Controlling Japanese Beetles



Japanese beetles are a very destructive pest in both the adult and larvae stages. The larvae, called white grubs, feed on plant roots and organic matter in the soil resulting in dead patches of turf that can be picked up like carpet. The adults, a brilliant metallic green beetle, eat the leaves and flowers of of over 300 plants.

The adult Japanese beetles normally emerge from the soil during the last week of June through July and immediately begin feeding on host plants. After feeding and mating for a day or two the females burrow into the soil to lay eggs 2-4 inches below ground level. They repeat this process for about a month laying a total of 40 – 60 eggs. The eggs hatch in 8 – 14 days and the larvae begin to feed on roots. They dig deeper into the soil in late fall to over-winter and return to the surface in the spring.


Beetles can be controlled by several methods depending on their life stage.

Adult Control
Traps and insecticides are the most popular controls used adult beetles. Traps need to be kept away from plants that attract beetles or the feeding damage can be increased. Also, attracting the beetles may result in larger grub populations not reduced. Several over-the-counter sprays are available for adult control including Sevin and pyrethroids. During heavy adult activity sprays may need to be applied every 5 -10 days.

Grub Control
Biological controls include bacterial milky disease and entomopathogenic nemotodes. Both these controls have only been proven to be marginally effective. They require time to build up in the soil and insecticides against the grubs should not be used during this period.

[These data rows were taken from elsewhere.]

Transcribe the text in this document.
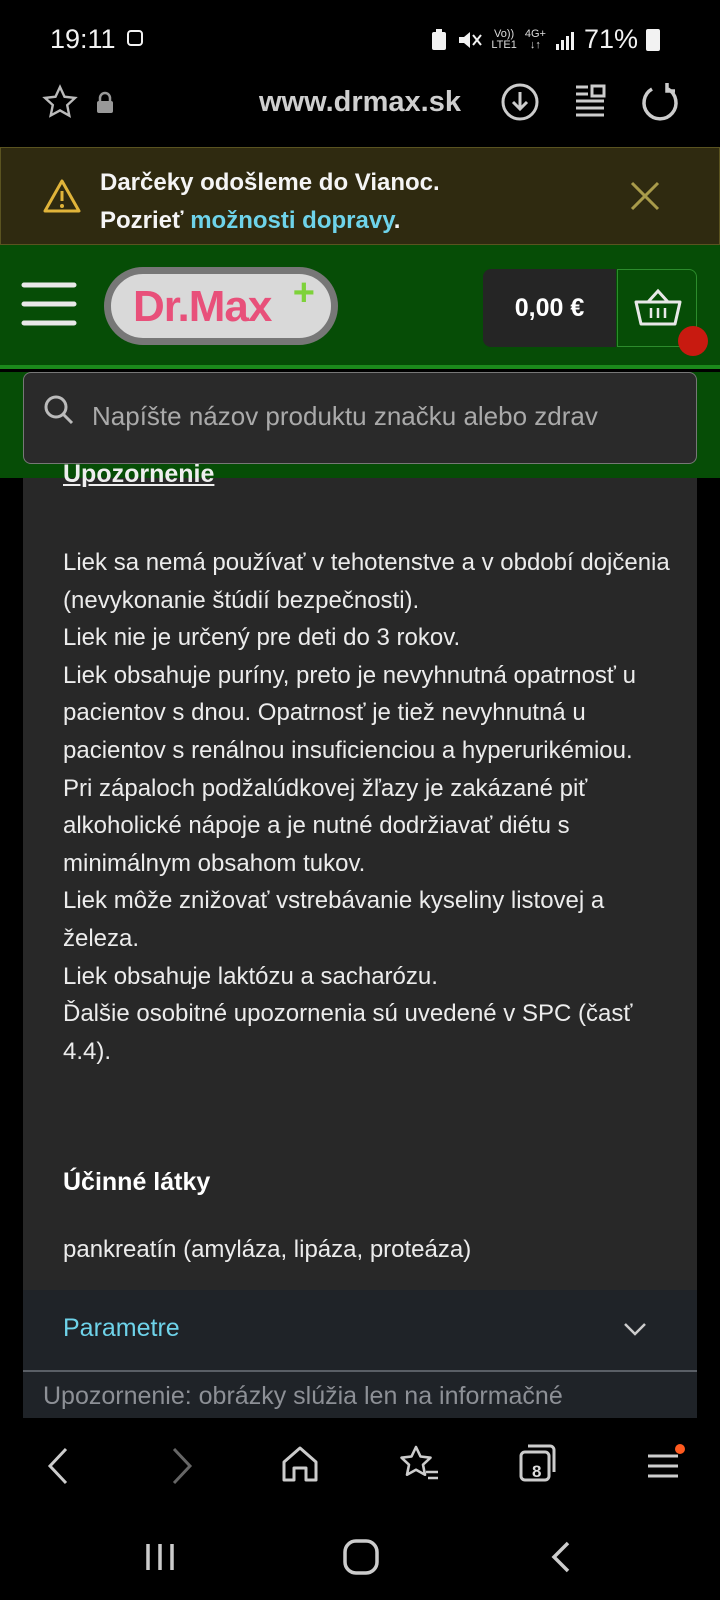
19:11	Vo))
LTE1
4G+
↓↑ 71%
www.drmax.sk
Darčeky odošleme do Vianoc.
Pozrieť možnosti dopravy.
Dr.Max +	0,00 €
Napíšte názov produktu značku alebo zdrav
Upozornenie
Liek sa nemá používať v tehotenstve a v období dojčenia (nevykonanie štúdií bezpečnosti).
Liek nie je určený pre deti do 3 rokov.
Liek obsahuje puríny, preto je nevyhnutná opatrnosť u pacientov s dnou. Opatrnosť je tiež nevyhnutná u pacientov s renálnou insuficienciou a hyperurikémiou.
Pri zápaloch podžalúdkovej žľazy je zakázané piť alkoholické nápoje a je nutné dodržiavať diétu s minimálnym obsahom tukov.
Liek môže znižovať vstrebávanie kyseliny listovej a železa.
Liek obsahuje laktózu a sacharózu.
Ďalšie osobitné upozornenia sú uvedené v SPC (časť 4.4).
Účinné látky
pankreatín (amyláza, lipáza, proteáza)
Parametre
Upozornenie: obrázky slúžia len na informačné
8
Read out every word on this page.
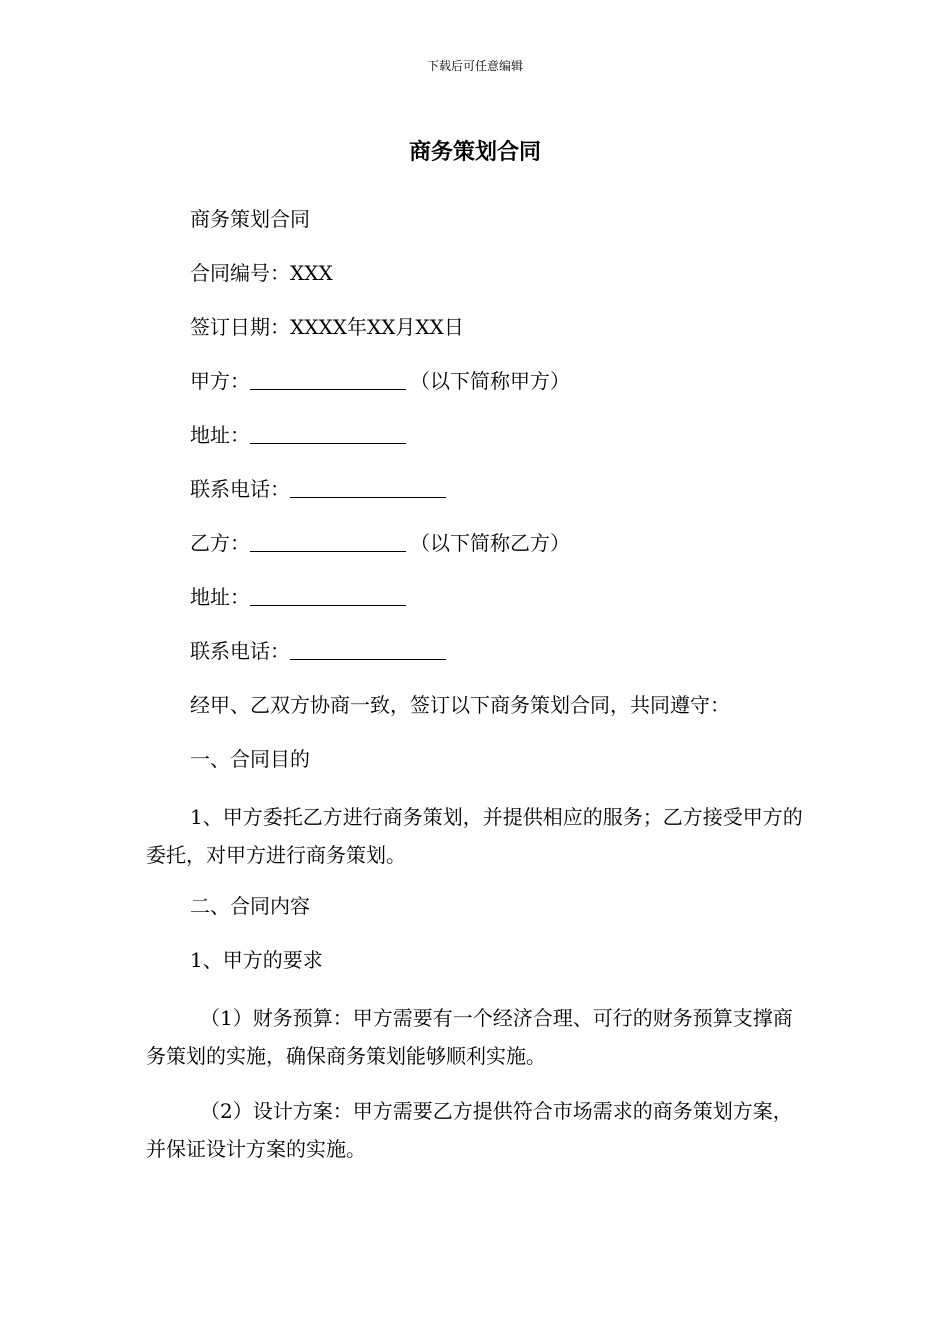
下载后可任意编辑
商务策划合同

商务策划合同

合同编号：XXX

签订日期：XXXX年XX月XX日

甲方：	（以下简称甲方）
地址：
联系电话：
乙方：	（以下简称乙方）
地址：
联系电话：

经甲、乙双方协商一致，签订以下商务策划合同，共同遵守：

一、合同目的

1、甲方委托乙方进行商务策划，并提供相应的服务；乙方接受甲方的委托，对甲方进行商务策划。

二、合同内容

1、甲方的要求

（1）财务预算：甲方需要有一个经济合理、可行的财务预算支撑商务策划的实施，确保商务策划能够顺利实施。

（2）设计方案：甲方需要乙方提供符合市场需求的商务策划方案，并保证设计方案的实施。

The grubs are best controlled when they are small and actively feeding near the soil surface, usually late July to mid-August. Several insecticides have proven to be effective including Dylox, Sevin, Merit and Mach2.

Wednesday, April 28, 2010

Taking a Good Soil Sample



Beneficial results of a soil test depend on a good sample. A soil sample must be taken at the right time and in the right way. The tools used, the area sampled, the depth and the correct mix of the sample all influence quality of the sample.



The Timing
Ideally the soil should be tested a few months before planting. This allows time for lime applications (if recommended) to adjust the pH of the soil before you plant. You can test with less time before planting but it will be difficult to correct ph issues ahead of time.



The Right Way

  • Use a clean probe or spade to take the sample.
  • If a spade or shovel is used, dig a V-shaped hole to the sample depth (4-6”), then cut a thin slice at the sample depth.


  • Each sample should represent only one type of soil or area- for example, a lawn, vegetable garden or landscaped area. If soil varies in these areas take separate samples for each soil type. For each unique area take at least 6-8 subsamples.


  • Mix soil subsamples from each unique area in a clean bucket. Do not use a bucket that has held fertilizers or chemicals. Be sure to mix thoroughly.


  • Allow samples to dry before transporting them to testing site.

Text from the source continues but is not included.